Lately, online competitive programming platforms such as HackerRank/Leetcode have been gaining popularity among developers and recruiters alike. These are awesome platforms that provide an easy way to practice common algorithmic and data structure problems in preparation for an interview (or anything else). But assessment (and most importantly, preparation) of software development skills based on these results is inaccurate and not representative, as I will explain now.
Bubble sort, insertion sort, merge sort, heap sort, quick sort. Depth-first search, breadth-first search, Dijkstra’s algorithm, Floyd’s algorithm. You have been putting a lot of hours into algorithms and data structures, and know it all. You feel confident and ace the interview, solving all of their assessments. Then first day of work comes, you open your list of tasks and realize you have to fix 2 CSS errors, refactor a unit test and add an error handler to an API call. There were not covered in any of your preparations, you feel overwhelmed with studying a huge new codebase and slowly burn out.
This short story is supposed to show you that there is so much more to programming than algorithms and data structures, but no one pays attention to them. I will now cover 5 points that you should pay attention to in addition to algorithms and data structures.
1. Reading other’s code
This is the most underrated skill there is. Reading existing (and maybe legacy code) is vital to any software development occupation. You have to fully understand the codebase before making changes to it. You should be able to do code reviews of your peers and be open to receiving them.
Code review is essential to maintaining a consistent codebase and making sure everyone is on the same page. If you feel confident reading code, you will not refer to the documentation and your peers as often with redundant questions, thus raising productivity.
Additionally, by reading more and more code your code will become better and better. You will find solutions to common problems before you even have them. You will spot code smells instantly. Luckily, this skill is easy to learn.
To learn to understand unfamiliar code, head out to Github and look up some open-source library you are actively using. Read its code, try to understand it, and, ultimately, try to fix some existing issues in it. By doing this simple exercise, you will instantly get better at producing quality code and your seniors at a workplace will recognize it. You will also be giving back to the open-source community, which has its perks.
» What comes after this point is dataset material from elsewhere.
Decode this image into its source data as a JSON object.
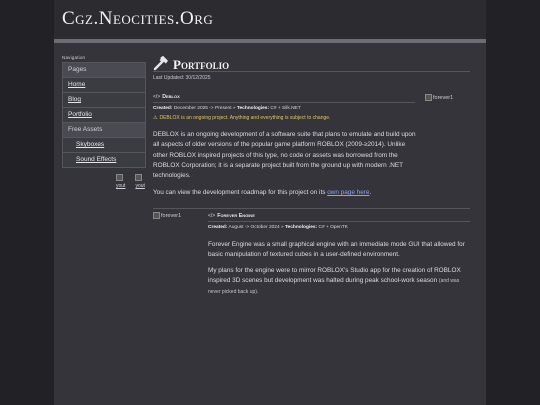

While closely related to the previous section, this is such an important problem that it deserves a separate one. The readability problem manifests itself as your codebase grows and you fail to keep it consistent and easy to understand. You will need to use principles like encapsulation, reusability, KISS (Keep It Simple, Stupid), and DRY (Don’t Repeat Yourself).
There is no one-size-fits-all solution to produce readable code. You can get better at it by (1) reading unfamiliar code, (2) refactoring your code over and over until everyone can understand it. Also remember that comments are no remedy for bad code: if your code needs comments for readability purposes, there is something wrong with it.
If you want to produce consistently readable and high quality code, I highly recommend reading Clean Code by Robert Cecil Martin. It will walk you through common problems, introduce solutions to them, and make you do some independent reading and refactoring to practice. If it was up to me, this book would be studied in every Software Engineering program.
Solving interesting computing problems on your own is fun, but not very efficient in workplaces. It requires a different type of thinking that cannot be taught, only learnt. In addition, you need to be confident with tools like Git, Jira, Slack, or their alternatives.
To become a more efficient teammate, you will need to work in groups, and this is something that platforms like HackerRank/Leetcode cannot yet provide (due to no fault of their own). Thankfully, most people get this experience by working in group projects in college/bootcamps, but if you are a self-taught developer (like me), you will need to upgrade your collaboration and communication skills.
4. Big picture thinking
While you are working your way through small, atomic problems, you will quickly get overconfident once you get your head around it. But you will still be missing a crucial skill: big picture thinking.
While problems on learning platforms are (most often) limited to one file, your actual project will not. Moreover, they will contain thousands of files with hundreds of classes and millions lines of code. While making changes to one part of the codebase, you have to be constantly aware of the changes this will bring to other parts. Of course, clean code and rigorous testing can help with that, but not eradicate completely.
As a developer, you constantly make decisions, even at an entry/junior level. It ranges from how to call this variable and which HTML element to use to which cloud provider is best for our needs and which application framework would work best. Regardless of its nature, developers need to be conscious of the consequences of their actions. This type of thinking can be developed by working on a single project for a while, so it can grow just enough that you see all the consequences of your initial actions.
Information security is a broad and complex subject, and no one expects you to even know of it when you start working. What I mean by security is code-level, applied practices that everyone should follow.
These are really simple: encapsulation (hiding the implementation of internal features), single responsibility principle (one entity should do one thing, and no other entities should interfere), and single point of truth principle (your data comes from a single source, and is never repeated). These principles will protect your code from the most obvious of attacks and are really simple to get your head around of. You do not really need them while working on isolated exercises, but they are important nevertheless.
Thank you for reading, I hope now you understand that there is more to programming than just grinding exercises. Still, I would like to reiterate that algorithms and data structures are equally important and you are expected to know at least the most common ones.